James Quandt, Senior Programmer at TIFF Cinematheque in Toronto, is the editor of Apichatpong Weerasethakul (Austrian Film Museum, 2009) and Robert Bresson (Revised) (Indiana University Press, 2012).


1
LUC TUYMANS (Palazzo Grassi, Venice) and THE WHITE ALBUM (Arthur Jafa)
Tuymans’s glorious retrospective of paintings dense with references to the cinematic and Jafa’s justly consecrated video in the Arsenale provided the high points of this year’s Venice Biennale.

2
VITALINA VARELA (Pedro Costa)
Darkness visible. Abandoned by her husband’s death, the eponymous Cape Verdean woman, who returns from Costa’s previous film, Horse Money (2014), discovers her spouse’s many deceptions as she sifts through the scant traces of his life in Lisbon.

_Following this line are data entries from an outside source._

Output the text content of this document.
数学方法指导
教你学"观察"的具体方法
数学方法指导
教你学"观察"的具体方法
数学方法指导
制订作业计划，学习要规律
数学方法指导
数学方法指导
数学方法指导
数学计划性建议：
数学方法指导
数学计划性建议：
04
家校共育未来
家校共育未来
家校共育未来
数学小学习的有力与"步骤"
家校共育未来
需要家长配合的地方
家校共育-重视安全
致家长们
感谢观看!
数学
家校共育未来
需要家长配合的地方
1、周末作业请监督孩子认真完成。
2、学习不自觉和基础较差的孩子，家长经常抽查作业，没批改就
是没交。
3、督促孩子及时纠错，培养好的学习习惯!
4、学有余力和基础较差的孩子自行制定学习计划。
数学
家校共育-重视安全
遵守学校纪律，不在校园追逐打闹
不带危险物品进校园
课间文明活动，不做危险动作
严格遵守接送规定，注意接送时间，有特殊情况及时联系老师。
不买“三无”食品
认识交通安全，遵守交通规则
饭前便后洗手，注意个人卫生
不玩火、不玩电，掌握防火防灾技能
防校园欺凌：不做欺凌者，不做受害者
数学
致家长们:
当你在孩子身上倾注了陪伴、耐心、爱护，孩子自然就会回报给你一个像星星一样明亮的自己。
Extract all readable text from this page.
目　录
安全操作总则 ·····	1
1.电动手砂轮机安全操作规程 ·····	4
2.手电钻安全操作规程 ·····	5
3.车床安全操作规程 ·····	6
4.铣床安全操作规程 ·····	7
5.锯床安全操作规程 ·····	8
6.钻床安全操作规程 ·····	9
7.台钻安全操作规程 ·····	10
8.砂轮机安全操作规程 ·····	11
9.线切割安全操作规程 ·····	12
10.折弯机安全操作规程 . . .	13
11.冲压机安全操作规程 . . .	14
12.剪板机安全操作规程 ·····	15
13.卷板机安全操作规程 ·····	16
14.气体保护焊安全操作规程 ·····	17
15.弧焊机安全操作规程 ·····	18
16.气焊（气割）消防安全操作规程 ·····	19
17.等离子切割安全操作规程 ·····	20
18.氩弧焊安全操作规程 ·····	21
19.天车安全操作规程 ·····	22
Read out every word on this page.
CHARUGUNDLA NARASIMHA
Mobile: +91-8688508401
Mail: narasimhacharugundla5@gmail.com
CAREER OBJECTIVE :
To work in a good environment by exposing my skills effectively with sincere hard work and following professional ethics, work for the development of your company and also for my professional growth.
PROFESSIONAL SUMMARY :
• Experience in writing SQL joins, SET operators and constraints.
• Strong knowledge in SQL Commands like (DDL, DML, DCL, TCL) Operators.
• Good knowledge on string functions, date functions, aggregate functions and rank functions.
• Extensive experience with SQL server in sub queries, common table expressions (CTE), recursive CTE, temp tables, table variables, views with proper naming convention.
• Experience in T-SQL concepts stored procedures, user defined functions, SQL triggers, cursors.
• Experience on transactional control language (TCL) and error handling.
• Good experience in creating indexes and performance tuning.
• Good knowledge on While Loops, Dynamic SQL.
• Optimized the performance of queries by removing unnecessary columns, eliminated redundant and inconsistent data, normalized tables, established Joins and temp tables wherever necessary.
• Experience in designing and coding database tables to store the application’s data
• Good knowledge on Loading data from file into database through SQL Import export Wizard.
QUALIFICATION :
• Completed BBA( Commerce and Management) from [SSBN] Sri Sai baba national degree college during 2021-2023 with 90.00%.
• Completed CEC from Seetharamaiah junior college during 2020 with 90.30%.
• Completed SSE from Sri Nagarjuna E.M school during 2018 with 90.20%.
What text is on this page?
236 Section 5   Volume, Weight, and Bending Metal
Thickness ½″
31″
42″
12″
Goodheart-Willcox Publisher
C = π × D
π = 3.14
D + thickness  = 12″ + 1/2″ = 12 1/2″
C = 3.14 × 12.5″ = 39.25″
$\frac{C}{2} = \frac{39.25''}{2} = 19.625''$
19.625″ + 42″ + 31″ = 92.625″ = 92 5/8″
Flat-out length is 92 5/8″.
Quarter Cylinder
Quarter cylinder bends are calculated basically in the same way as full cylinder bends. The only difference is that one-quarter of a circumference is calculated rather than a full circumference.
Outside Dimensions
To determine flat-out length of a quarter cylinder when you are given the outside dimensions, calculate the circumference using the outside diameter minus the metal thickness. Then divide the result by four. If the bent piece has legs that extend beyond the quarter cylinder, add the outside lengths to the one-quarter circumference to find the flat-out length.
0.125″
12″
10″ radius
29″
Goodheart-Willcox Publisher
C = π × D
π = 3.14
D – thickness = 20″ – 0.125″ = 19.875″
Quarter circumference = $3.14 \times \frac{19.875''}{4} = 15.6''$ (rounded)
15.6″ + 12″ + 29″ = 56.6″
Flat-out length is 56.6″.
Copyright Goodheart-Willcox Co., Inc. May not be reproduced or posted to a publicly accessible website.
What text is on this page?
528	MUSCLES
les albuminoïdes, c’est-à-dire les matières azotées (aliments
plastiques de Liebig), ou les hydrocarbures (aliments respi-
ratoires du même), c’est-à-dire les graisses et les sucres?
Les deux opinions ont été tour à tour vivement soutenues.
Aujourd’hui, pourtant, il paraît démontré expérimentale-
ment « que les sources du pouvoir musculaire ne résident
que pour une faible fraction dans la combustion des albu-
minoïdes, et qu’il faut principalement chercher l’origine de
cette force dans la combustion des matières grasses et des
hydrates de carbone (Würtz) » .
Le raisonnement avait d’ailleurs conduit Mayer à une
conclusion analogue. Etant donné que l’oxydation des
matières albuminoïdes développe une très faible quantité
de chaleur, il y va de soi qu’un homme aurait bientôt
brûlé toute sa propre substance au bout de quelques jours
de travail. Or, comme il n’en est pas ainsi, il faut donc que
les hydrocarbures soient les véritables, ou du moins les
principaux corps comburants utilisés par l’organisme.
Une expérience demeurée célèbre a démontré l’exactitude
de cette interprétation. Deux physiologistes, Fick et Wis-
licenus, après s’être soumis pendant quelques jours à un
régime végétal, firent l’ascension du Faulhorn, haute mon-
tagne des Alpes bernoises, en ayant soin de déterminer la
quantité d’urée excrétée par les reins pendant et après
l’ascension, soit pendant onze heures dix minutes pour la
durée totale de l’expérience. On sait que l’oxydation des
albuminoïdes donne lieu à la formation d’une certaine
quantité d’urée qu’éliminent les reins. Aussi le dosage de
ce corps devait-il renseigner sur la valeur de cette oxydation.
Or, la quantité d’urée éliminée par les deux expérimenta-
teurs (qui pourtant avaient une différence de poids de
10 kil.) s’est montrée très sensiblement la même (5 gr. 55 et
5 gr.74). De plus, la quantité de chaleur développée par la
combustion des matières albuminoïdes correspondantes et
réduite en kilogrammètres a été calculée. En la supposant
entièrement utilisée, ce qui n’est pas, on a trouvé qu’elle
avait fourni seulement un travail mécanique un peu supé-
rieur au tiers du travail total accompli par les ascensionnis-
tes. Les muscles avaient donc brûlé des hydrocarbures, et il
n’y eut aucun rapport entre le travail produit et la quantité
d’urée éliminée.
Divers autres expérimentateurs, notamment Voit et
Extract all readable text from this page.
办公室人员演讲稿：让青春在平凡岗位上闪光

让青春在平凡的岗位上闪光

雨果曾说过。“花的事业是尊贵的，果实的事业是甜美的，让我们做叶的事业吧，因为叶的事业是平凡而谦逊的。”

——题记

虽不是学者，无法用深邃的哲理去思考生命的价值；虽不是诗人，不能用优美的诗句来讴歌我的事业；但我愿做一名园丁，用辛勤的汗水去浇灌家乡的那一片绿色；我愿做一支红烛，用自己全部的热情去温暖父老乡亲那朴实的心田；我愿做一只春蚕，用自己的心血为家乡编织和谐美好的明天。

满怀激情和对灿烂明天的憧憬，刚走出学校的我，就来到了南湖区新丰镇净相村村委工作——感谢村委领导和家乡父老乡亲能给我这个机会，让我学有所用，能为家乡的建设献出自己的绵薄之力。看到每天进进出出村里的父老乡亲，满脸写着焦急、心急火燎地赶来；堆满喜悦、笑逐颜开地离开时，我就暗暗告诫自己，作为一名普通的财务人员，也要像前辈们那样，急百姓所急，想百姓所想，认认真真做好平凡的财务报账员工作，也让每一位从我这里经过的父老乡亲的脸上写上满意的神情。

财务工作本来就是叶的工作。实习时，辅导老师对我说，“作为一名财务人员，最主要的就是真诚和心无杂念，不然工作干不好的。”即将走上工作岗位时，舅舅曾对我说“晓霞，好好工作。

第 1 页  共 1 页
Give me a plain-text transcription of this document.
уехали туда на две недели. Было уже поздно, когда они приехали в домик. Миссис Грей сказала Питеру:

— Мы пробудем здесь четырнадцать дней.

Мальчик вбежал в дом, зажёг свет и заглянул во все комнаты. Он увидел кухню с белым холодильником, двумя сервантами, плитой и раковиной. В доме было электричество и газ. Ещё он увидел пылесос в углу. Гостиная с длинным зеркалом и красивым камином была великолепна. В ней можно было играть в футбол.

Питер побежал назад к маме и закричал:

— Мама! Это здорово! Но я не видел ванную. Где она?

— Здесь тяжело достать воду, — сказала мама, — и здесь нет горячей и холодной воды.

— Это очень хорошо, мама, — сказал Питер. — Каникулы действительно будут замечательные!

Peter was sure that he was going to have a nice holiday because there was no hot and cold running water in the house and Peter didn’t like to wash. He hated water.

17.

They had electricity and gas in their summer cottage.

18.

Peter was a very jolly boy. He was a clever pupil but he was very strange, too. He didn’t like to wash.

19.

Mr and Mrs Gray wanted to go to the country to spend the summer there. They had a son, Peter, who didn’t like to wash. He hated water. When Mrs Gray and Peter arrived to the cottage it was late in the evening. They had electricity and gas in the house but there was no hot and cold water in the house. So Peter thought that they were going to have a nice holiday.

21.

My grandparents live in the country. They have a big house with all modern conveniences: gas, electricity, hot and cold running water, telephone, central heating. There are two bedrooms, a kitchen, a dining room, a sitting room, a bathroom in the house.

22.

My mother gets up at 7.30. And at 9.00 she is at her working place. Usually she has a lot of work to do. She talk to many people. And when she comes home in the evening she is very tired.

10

The idyllic flashbacks are redundant, but the film, set in the catacombs of memory, achieves a pitch of grief all the more moving for its materialist austerity.
3
BEANPOLE (Kantemir Balagov)
In his intense portrait of two broken young women attempting to rebuild their lives in postwar Russia, Balagov lives up to the promise of his astounding debut, Closeness (2017), and proves that the art of portraying an other requires only intelligence and empathy.

4
State Funeral (Sergei Loznitsa)
It is amazing that Loznitsa assembled and edited his mesmerizing montage of vintage footage of Stalin’s funeral commemorations throughout the Soviet Union solely in black-and-white, because the use of color in his final version is nothing short of staggering.
5
Collective (Alexander Nanau)
This excoriating investigation into corruption in the Romanian medical system has at least two heroes: an obstinate journalist who writes for a sports gazette and an idealistic politician defeated in his crusade against entrenched mendacity.
6
BACURAU (Kleber Mendonça Filho and Juliano Dornelles)
To those who claim that the premise of this anti-Bolsonaro allegory, which thrillingly revives the spirit of Brazil’s Cinema Novo, is too outrageous and implausible: “I read the news today,
oh boy.”

7
HEIMAT IS A SPACE IN TIME (Thomas Heise)
Heise’s poetic epic ingeniously interlaces the history of his family with that of Germany but frustrates in the contest it inadvertently creates between its gorgeous black-and-white images and the copious subtitles necessary for the non-German-speaking viewer.
8
THE INVISIBLE LIFE OF EURÍDICE GUSMÃO (Karim Aïnouz)
Aïnouz’s heady, heartbreaking melodrama, set in midcentury Rio, about two sisters separated by patriarchal shame, had me weeping at ten in the morning.
9
FIRE WILL COME (Oliver Laxe)
And it does. Aside from some musical missteps, Laxe’s sparse, ambiguous character study of a Galician arsonist—whose guilt is one of the film’s many uncertainties—proves as withholding as its reticent protagonist.
10
NANA (Jean Renoir)
The restoration of the year. As Émile Zola’s fated courtesan, Catherine Hessling heads straight OTT and keeps going until one needs a telescope to peruse her impetuous performance.